Over these last few weeks, the pandemic has been joined at the top of my work list by the need to respond, urgently and effectively, to the issues raised by the killing of George Floyd. Many words have been spoken in response to his death, not least by white leaders of organisations including churches. Prayers have been uttered, and photographs taken of prominent figures kneeling in support. I have done those things myself and intend to go on doing them.
Yet we know from previous scandals over the ill treatment of black and other ethnic groups that everything, from the micro-racisms faced by our sisters and brothers every day of their lives, to disproportionate killings by police officers, that once the fuss has died down, we tend to go back to how things were before. Our feelings may have been engaged, our morals outraged by the extreme behaviour of others. For a time it has been less comfortable to ignore the problem than to respond to it. But after a while the needle on the comfort scale, for people like me, all too easily shifts back in favour of the status quo. When we speak out and act out, however genuinely in the moment, but within ourselves knowing that we really want the issue to go away and leave us alone. That too is hypocrisy. Our words and our gestures are devoid of true meaning, they mislead and at worst raise false hopes that will all too soon be dashed again when we revert to business as usual.
Double standards, deceptive motivations, and the mouthing of platitudes, are all, if distinct, forms of hypocrisy. Yet between these thorns grows a rose. And it belongs to none of them.

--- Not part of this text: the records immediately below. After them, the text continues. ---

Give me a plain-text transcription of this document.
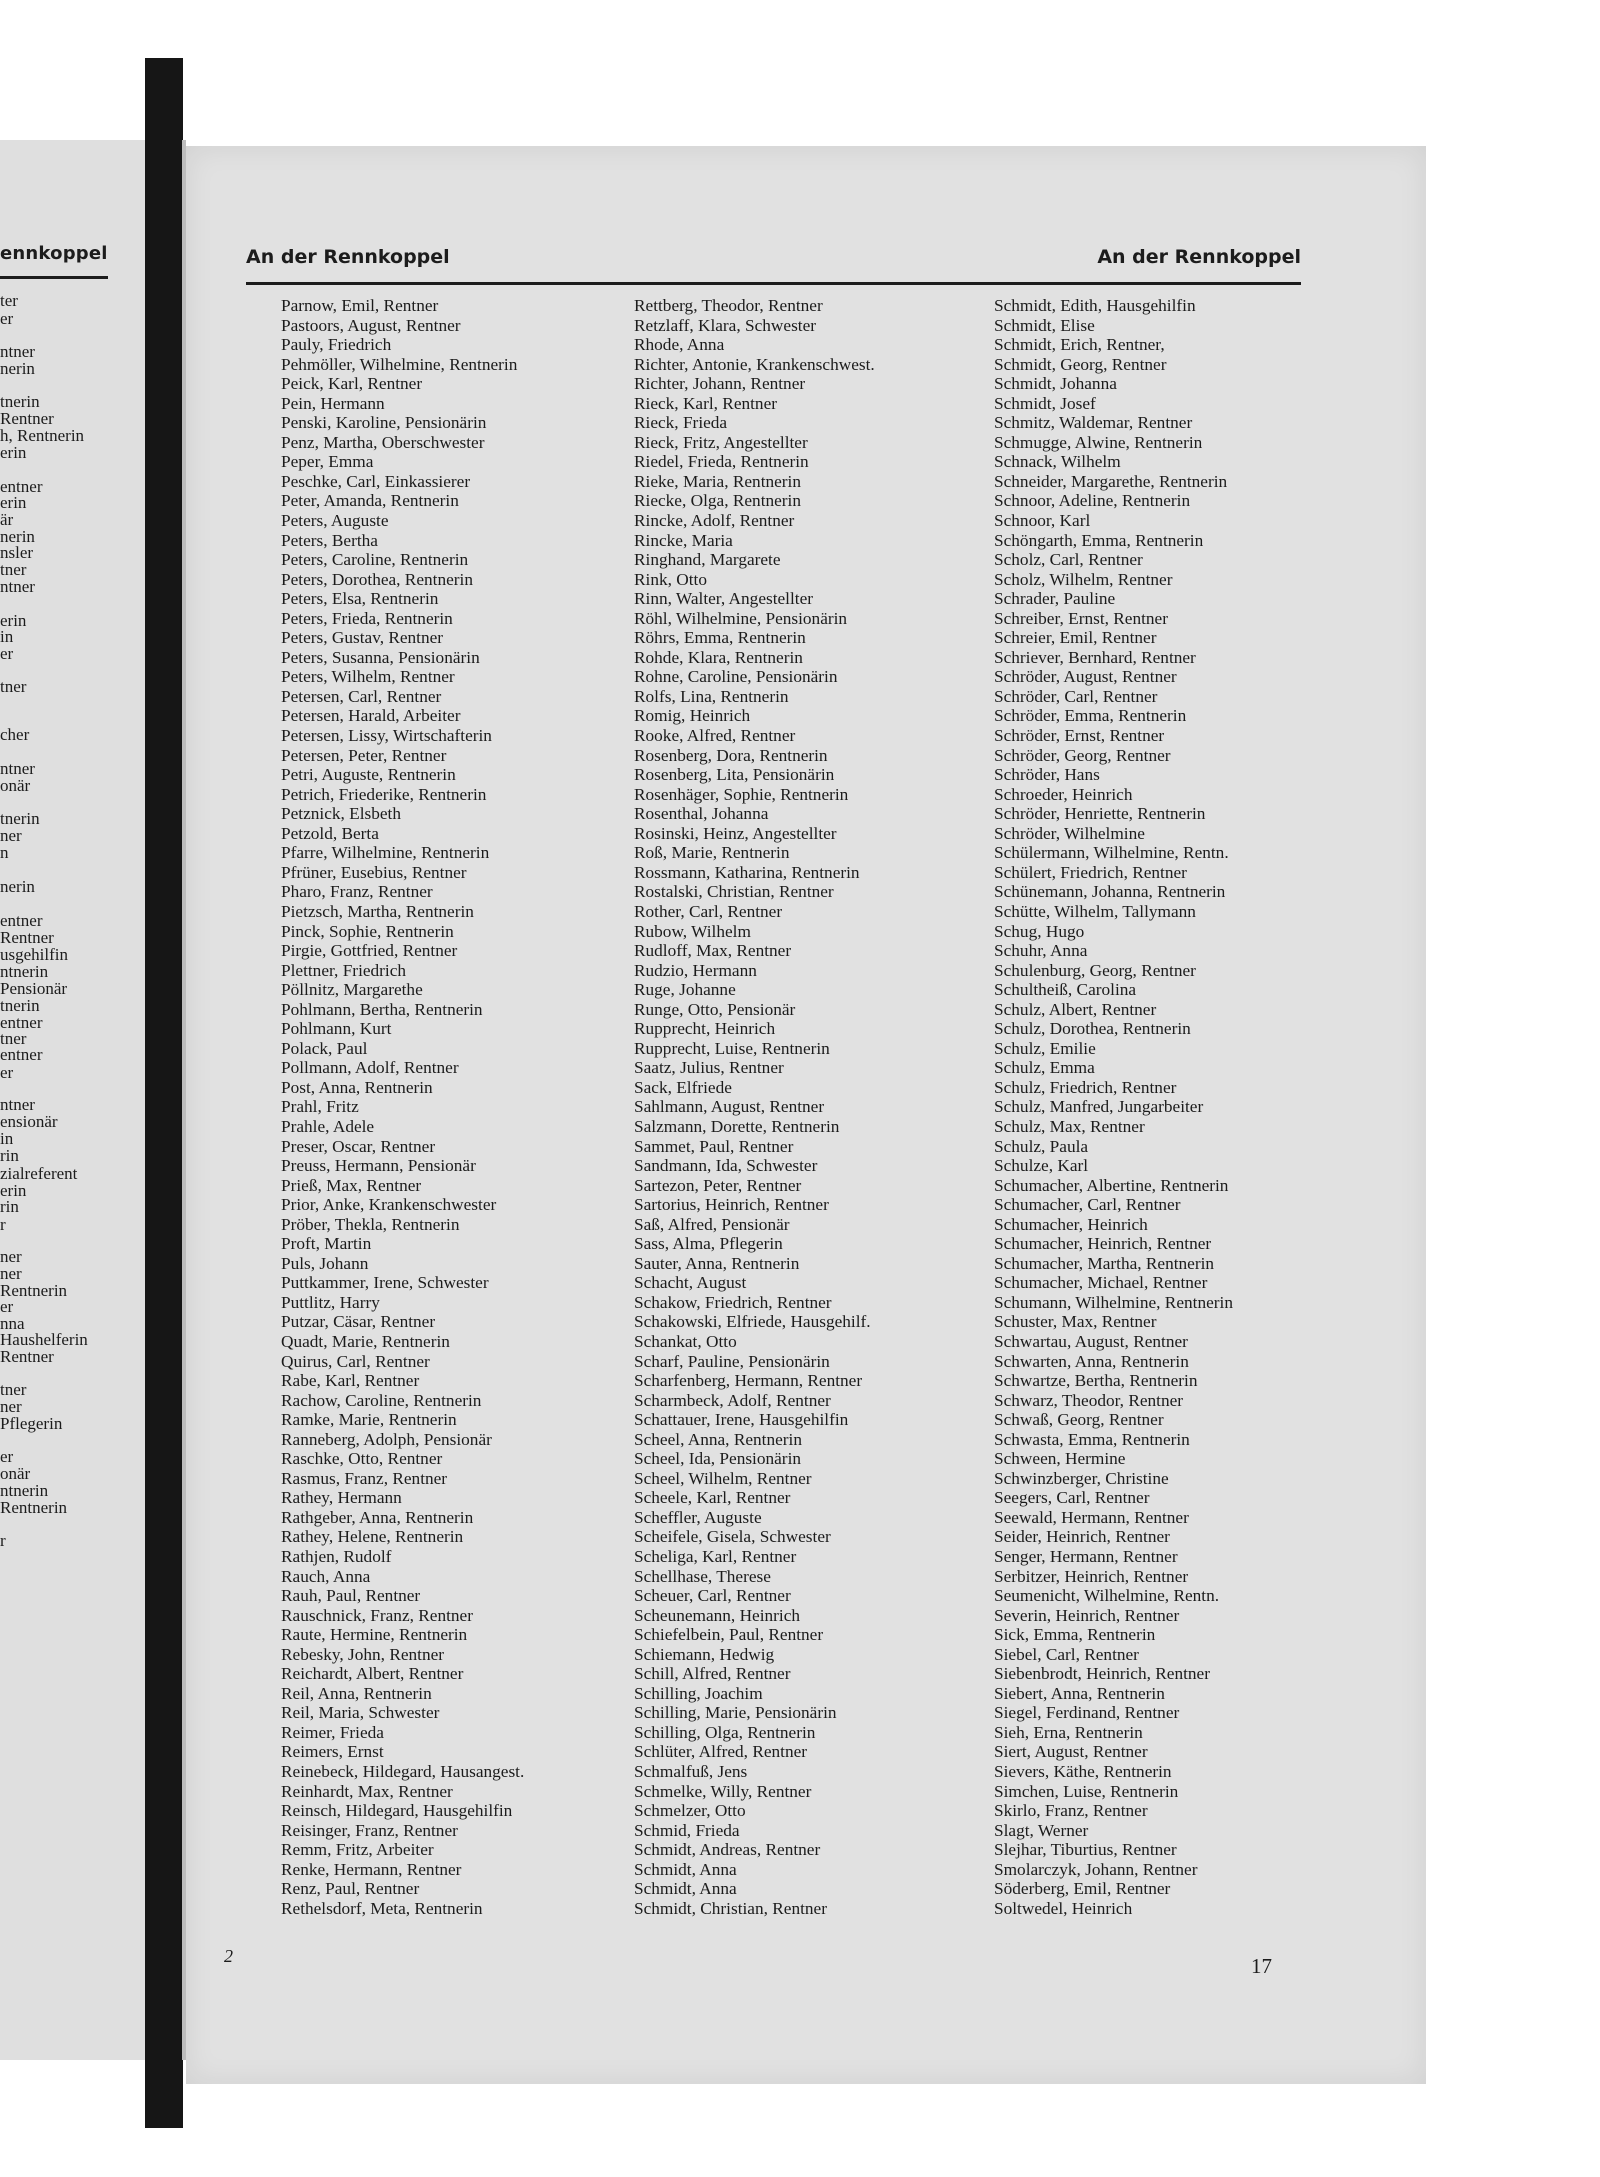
ennkoppel
ter
er
ntner
nerin
tnerin
Rentner
h, Rentnerin
erin
entner
erin
är
nerin
nsler
tner
ntner
erin
in
er
tner
cher
ntner
onär
tnerin
ner
n
nerin
entner
Rentner
usgehilfin
ntnerin
Pensionär
tnerin
entner
tner
entner
er
ntner
ensionär
in
rin
zialreferent
erin
rin
r
ner
ner
Rentnerin
er
nna
Haushelferin
Rentner
tner
ner
Pflegerin
er
onär
ntnerin
Rentnerin
r
An der Rennkoppel	An der Rennkoppel
Parnow, Emil, Rentner
Pastoors, August, Rentner
Pauly, Friedrich
Pehmöller, Wilhelmine, Rentnerin
Peick, Karl, Rentner
Pein, Hermann
Penski, Karoline, Pensionärin
Penz, Martha, Oberschwester
Peper, Emma
Peschke, Carl, Einkassierer
Peter, Amanda, Rentnerin
Peters, Auguste
Peters, Bertha
Peters, Caroline, Rentnerin
Peters, Dorothea, Rentnerin
Peters, Elsa, Rentnerin
Peters, Frieda, Rentnerin
Peters, Gustav, Rentner
Peters, Susanna, Pensionärin
Peters, Wilhelm, Rentner
Petersen, Carl, Rentner
Petersen, Harald, Arbeiter
Petersen, Lissy, Wirtschafterin
Petersen, Peter, Rentner
Petri, Auguste, Rentnerin
Petrich, Friederike, Rentnerin
Petznick, Elsbeth
Petzold, Berta
Pfarre, Wilhelmine, Rentnerin
Pfrüner, Eusebius, Rentner
Pharo, Franz, Rentner
Pietzsch, Martha, Rentnerin
Pinck, Sophie, Rentnerin
Pirgie, Gottfried, Rentner
Plettner, Friedrich
Pöllnitz, Margarethe
Pohlmann, Bertha, Rentnerin
Pohlmann, Kurt
Polack, Paul
Pollmann, Adolf, Rentner
Post, Anna, Rentnerin
Prahl, Fritz
Prahle, Adele
Preser, Oscar, Rentner
Preuss, Hermann, Pensionär
Prieß, Max, Rentner
Prior, Anke, Krankenschwester
Pröber, Thekla, Rentnerin
Proft, Martin
Puls, Johann
Puttkammer, Irene, Schwester
Puttlitz, Harry
Putzar, Cäsar, Rentner
Quadt, Marie, Rentnerin
Quirus, Carl, Rentner
Rabe, Karl, Rentner
Rachow, Caroline, Rentnerin
Ramke, Marie, Rentnerin
Ranneberg, Adolph, Pensionär
Raschke, Otto, Rentner
Rasmus, Franz, Rentner
Rathey, Hermann
Rathgeber, Anna, Rentnerin
Rathey, Helene, Rentnerin
Rathjen, Rudolf
Rauch, Anna
Rauh, Paul, Rentner
Rauschnick, Franz, Rentner
Raute, Hermine, Rentnerin
Rebesky, John, Rentner
Reichardt, Albert, Rentner
Reil, Anna, Rentnerin
Reil, Maria, Schwester
Reimer, Frieda
Reimers, Ernst
Reinebeck, Hildegard, Hausangest.
Reinhardt, Max, Rentner
Reinsch, Hildegard, Hausgehilfin
Reisinger, Franz, Rentner
Remm, Fritz, Arbeiter
Renke, Hermann, Rentner
Renz, Paul, Rentner
Rethelsdorf, Meta, Rentnerin
Rettberg, Theodor, Rentner
Retzlaff, Klara, Schwester
Rhode, Anna
Richter, Antonie, Krankenschwest.
Richter, Johann, Rentner
Rieck, Karl, Rentner
Rieck, Frieda
Rieck, Fritz, Angestellter
Riedel, Frieda, Rentnerin
Rieke, Maria, Rentnerin
Riecke, Olga, Rentnerin
Rincke, Adolf, Rentner
Rincke, Maria
Ringhand, Margarete
Rink, Otto
Rinn, Walter, Angestellter
Röhl, Wilhelmine, Pensionärin
Röhrs, Emma, Rentnerin
Rohde, Klara, Rentnerin
Rohne, Caroline, Pensionärin
Rolfs, Lina, Rentnerin
Romig, Heinrich
Rooke, Alfred, Rentner
Rosenberg, Dora, Rentnerin
Rosenberg, Lita, Pensionärin
Rosenhäger, Sophie, Rentnerin
Rosenthal, Johanna
Rosinski, Heinz, Angestellter
Roß, Marie, Rentnerin
Rossmann, Katharina, Rentnerin
Rostalski, Christian, Rentner
Rother, Carl, Rentner
Rubow, Wilhelm
Rudloff, Max, Rentner
Rudzio, Hermann
Ruge, Johanne
Runge, Otto, Pensionär
Rupprecht, Heinrich
Rupprecht, Luise, Rentnerin
Saatz, Julius, Rentner
Sack, Elfriede
Sahlmann, August, Rentner
Salzmann, Dorette, Rentnerin
Sammet, Paul, Rentner
Sandmann, Ida, Schwester
Sartezon, Peter, Rentner
Sartorius, Heinrich, Rentner
Saß, Alfred, Pensionär
Sass, Alma, Pflegerin
Sauter, Anna, Rentnerin
Schacht, August
Schakow, Friedrich, Rentner
Schakowski, Elfriede, Hausgehilf.
Schankat, Otto
Scharf, Pauline, Pensionärin
Scharfenberg, Hermann, Rentner
Scharmbeck, Adolf, Rentner
Schattauer, Irene, Hausgehilfin
Scheel, Anna, Rentnerin
Scheel, Ida, Pensionärin
Scheel, Wilhelm, Rentner
Scheele, Karl, Rentner
Scheffler, Auguste
Scheifele, Gisela, Schwester
Scheliga, Karl, Rentner
Schellhase, Therese
Scheuer, Carl, Rentner
Scheunemann, Heinrich
Schiefelbein, Paul, Rentner
Schiemann, Hedwig
Schill, Alfred, Rentner
Schilling, Joachim
Schilling, Marie, Pensionärin
Schilling, Olga, Rentnerin
Schlüter, Alfred, Rentner
Schmalfuß, Jens
Schmelke, Willy, Rentner
Schmelzer, Otto
Schmid, Frieda
Schmidt, Andreas, Rentner
Schmidt, Anna
Schmidt, Anna
Schmidt, Christian, Rentner
Schmidt, Edith, Hausgehilfin
Schmidt, Elise
Schmidt, Erich, Rentner,
Schmidt, Georg, Rentner
Schmidt, Johanna
Schmidt, Josef
Schmitz, Waldemar, Rentner
Schmugge, Alwine, Rentnerin
Schnack, Wilhelm
Schneider, Margarethe, Rentnerin
Schnoor, Adeline, Rentnerin
Schnoor, Karl
Schöngarth, Emma, Rentnerin
Scholz, Carl, Rentner
Scholz, Wilhelm, Rentner
Schrader, Pauline
Schreiber, Ernst, Rentner
Schreier, Emil, Rentner
Schriever, Bernhard, Rentner
Schröder, August, Rentner
Schröder, Carl, Rentner
Schröder, Emma, Rentnerin
Schröder, Ernst, Rentner
Schröder, Georg, Rentner
Schröder, Hans
Schroeder, Heinrich
Schröder, Henriette, Rentnerin
Schröder, Wilhelmine
Schülermann, Wilhelmine, Rentn.
Schülert, Friedrich, Rentner
Schünemann, Johanna, Rentnerin
Schütte, Wilhelm, Tallymann
Schug, Hugo
Schuhr, Anna
Schulenburg, Georg, Rentner
Schultheiß, Carolina
Schulz, Albert, Rentner
Schulz, Dorothea, Rentnerin
Schulz, Emilie
Schulz, Emma
Schulz, Friedrich, Rentner
Schulz, Manfred, Jungarbeiter
Schulz, Max, Rentner
Schulz, Paula
Schulze, Karl
Schumacher, Albertine, Rentnerin
Schumacher, Carl, Rentner
Schumacher, Heinrich
Schumacher, Heinrich, Rentner
Schumacher, Martha, Rentnerin
Schumacher, Michael, Rentner
Schumann, Wilhelmine, Rentnerin
Schuster, Max, Rentner
Schwartau, August, Rentner
Schwarten, Anna, Rentnerin
Schwartze, Bertha, Rentnerin
Schwarz, Theodor, Rentner
Schwaß, Georg, Rentner
Schwasta, Emma, Rentnerin
Schween, Hermine
Schwinzberger, Christine
Seegers, Carl, Rentner
Seewald, Hermann, Rentner
Seider, Heinrich, Rentner
Senger, Hermann, Rentner
Serbitzer, Heinrich, Rentner
Seumenicht, Wilhelmine, Rentn.
Severin, Heinrich, Rentner
Sick, Emma, Rentnerin
Siebel, Carl, Rentner
Siebenbrodt, Heinrich, Rentner
Siebert, Anna, Rentnerin
Siegel, Ferdinand, Rentner
Sieh, Erna, Rentnerin
Siert, August, Rentner
Sievers, Käthe, Rentnerin
Simchen, Luise, Rentnerin
Skirlo, Franz, Rentner
Slagt, Werner
Slejhar, Tiburtius, Rentner
Smolarczyk, Johann, Rentner
Söderberg, Emil, Rentner
Soltwedel, Heinrich
2	17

That we have standards which we fail to live up to, is the common lot of humanity – at least among those who accept the existence of standards at all. St Paul writes, with a degree of convolution that resonates with the problem he is facing, that again and again what his mind tells him he should be doing is not what his body compels him to do. This is no simple dualism, though Paul can get close to that error from time to time. Rather, it is a recognition of the pervasiveness of sin.
Those scientists forced to resign from their roles in the pandemic because they had broken the rules were only being hypocritical if they genuinely believed they were entitled to exceptional treatment. If they were trying to keep the rules but had succumbed to temptation, then they are simply weak human beings like you and like me, deserving of our forgiveness. Such forgiveness does not negate the need for them to face the consequences of their misdeeds, perhaps including resignation, so as not to undermine the advice they had previously given, but it changes the moral landscape significantly.
Many aspects of the societies in which we live that have long been present, are being brought to greater prominence and urgency by the coronavirus crisis.